Mitigating inefficient task mappings with an Adaptive Resource-Moldable Scheduler (ARMS)

Efficient runtime task scheduling on complex memory hierarchy becomes increasingly important as modern and future High-Performance Computing (HPC) systems are progressively composed of multisocket and multi-chiplet nodes with nonuniform memory access latencies. Existing locality-aware scheduling schemes either require control of the data placement policy for memory-bound tasks or maximize locality for all classes of computations, resulting in a loss of potential performance. While such approaches are viable, an adaptive scheduling strategy is preferred to enhance locality and resource sharing efficiency using a portable programming scheme.
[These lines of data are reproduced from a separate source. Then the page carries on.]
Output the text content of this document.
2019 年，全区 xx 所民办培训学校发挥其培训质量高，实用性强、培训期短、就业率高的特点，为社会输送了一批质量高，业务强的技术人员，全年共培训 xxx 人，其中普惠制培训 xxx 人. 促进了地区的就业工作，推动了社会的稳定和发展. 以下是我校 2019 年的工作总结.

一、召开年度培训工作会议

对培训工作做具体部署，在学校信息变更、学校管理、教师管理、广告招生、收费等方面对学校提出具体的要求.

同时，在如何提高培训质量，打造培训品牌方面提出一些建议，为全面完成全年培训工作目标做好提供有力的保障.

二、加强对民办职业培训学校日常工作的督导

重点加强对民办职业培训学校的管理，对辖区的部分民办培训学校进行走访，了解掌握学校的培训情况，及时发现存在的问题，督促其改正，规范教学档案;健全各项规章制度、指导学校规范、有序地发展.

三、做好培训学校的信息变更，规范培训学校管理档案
In this paper, we propose the Adaptive Resource-Moldable Scheduler (ARMS) that dynamically maps a task at runtime to a partition spanning one or more threads, based on the task and DAG requirements. The scheduler builds an online platform-independent model for the local and non-local scheduling costs for each tuple consisting of task type (function) and task topology (task location within DAG). We evaluate ARMS using task-parallel versions of SparseLU, 2D Stencil, FMM, and MatMul as examples. Compared to previous approaches, ARMS achieves up to 3.5x performance gain over state-of-the-art locality-aware scheduling schemes.